The COVID-19 pandemic has affected how people go through their daily lives. We now face a new normal wherein we try to avoid getting too close to one other. Social distancing has become a common practice and so is wearing a mask. As much as possible, people stay at home and limit their outdoor activities.
What did not and will not change, however, is our need to shop for food and groceries. The pandemic has made people keener on stocking up food in their homes. When lockdowns started in March, the supermarket scene was apocalyptic. Many essentials are gone from the shelves and people had to find ways to get their needs in other ways.
With the lockdowns imposed, many started to resort to online shopping. Before the pandemic, online shopping was already common for many. The e-commerce industry has grown a lot in the last few years, but based on data, people are shopping online for items like clothes, shoes, and furniture. Online grocery delivery was already an option but it wasn’t as popular as online retail shopping.

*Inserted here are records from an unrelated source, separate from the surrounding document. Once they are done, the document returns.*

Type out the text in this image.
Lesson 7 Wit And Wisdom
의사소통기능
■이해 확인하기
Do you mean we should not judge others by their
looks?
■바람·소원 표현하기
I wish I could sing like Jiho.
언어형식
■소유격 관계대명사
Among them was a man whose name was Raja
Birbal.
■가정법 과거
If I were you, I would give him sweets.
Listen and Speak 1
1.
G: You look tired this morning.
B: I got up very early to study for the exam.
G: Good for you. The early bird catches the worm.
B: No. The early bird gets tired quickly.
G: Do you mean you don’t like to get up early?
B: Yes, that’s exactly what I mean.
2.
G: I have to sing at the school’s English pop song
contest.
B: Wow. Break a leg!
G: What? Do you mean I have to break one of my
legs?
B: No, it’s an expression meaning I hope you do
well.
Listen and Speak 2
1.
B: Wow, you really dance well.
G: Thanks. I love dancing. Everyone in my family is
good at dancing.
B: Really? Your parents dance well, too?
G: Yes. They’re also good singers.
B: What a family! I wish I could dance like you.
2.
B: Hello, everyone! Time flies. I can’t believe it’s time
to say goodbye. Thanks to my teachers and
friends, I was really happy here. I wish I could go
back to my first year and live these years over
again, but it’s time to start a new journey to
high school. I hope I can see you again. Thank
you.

While there has been significant growth in online food and grocery shopping in the last few months, online shops remain to be challenged by the demands of the market. When the lockdowns started, many shops struggled to keep up with online demands. Months passed and shops and grocers are already well-adjusting. However, making online food shopping relevant still poses a few challenges.
Still, statistics show that online grocery shopping is slowly growing. However, what boosted the growth of this sector is the start of the pandemic. People are turning to online food and grocery shops to get their essentials as many are trying to avoid supermarkets. It could be because some are scared of getting the virus, while some just don’t want to the lineup in supermarkets filled with panic buyers.
The Food Industry Association (FMI) conducted a webinar in June wherein the chief executive officer of The Hartman Group, Laurie Demeritt, gave a talk about online and retail essential shopping. She said that one challenge that online retailers face is how shoppers have a lack of planning when it comes to meals.
Demeritt said, “This idea of last minuteness can be a challenge for online retailers. Delivery times are getting faster, but for almost half of all dinners, people decide what to eat within an hour of actually consuming it.”
The vice president of the industry relations for FMI, Doug Baker, then talked about how retailers could improve their services and that some are already working on opportunities. Baker said, “That’s why we continue to see retailers piloting so many different scenarios. There’s a number of them working at customer fulfilment centres, but technology and automation are going to be where most of the investment is.
“Consumer perception is really important here,” Baker said. “Whether true or not, there is a belief that if someone is picking groceries for you, you would like them to be a store employee. It is this idea of an employee going into a store that has a beautiful display of products or has the folks in the meat case who know what they’re doing.
“When we start talking about someone fulfilling it in the warehouse — whether it’s someone who isn’t necessarily a food specialist or a robot doing the work—there’s a perception that it won’t result in the highest quality selection.”
Demeritt also talked about the advantages that both in-person and online shopping has for customers. Demeritt said, “In-store has advantages in terms of allowing you to select your perishable items, finding better customer service experiences, and even the easy returns.
“There’s also the perception of affordability. Shoppers feel online has its advantages in terms of more transparency through detailed product information. That leads to a feeling of more openness and honesty.”
According to the Hartman Group and the FMI, online shopping also has the convenience factor. Customers tend to think that online shopping allows consumers to have access to greater selections and wider options.
Well, now that people are starting to face the new normal, going to the supermarkets appear to no longer be as scary as it was when the pandemic started. Will this negatively impact online grocers and retailers? Most likely not. E-commerce has always been expected to grow even before a pandemic.
We can just expect that more people from different demographics will be keener to shop online as long as there is a health crisis going on.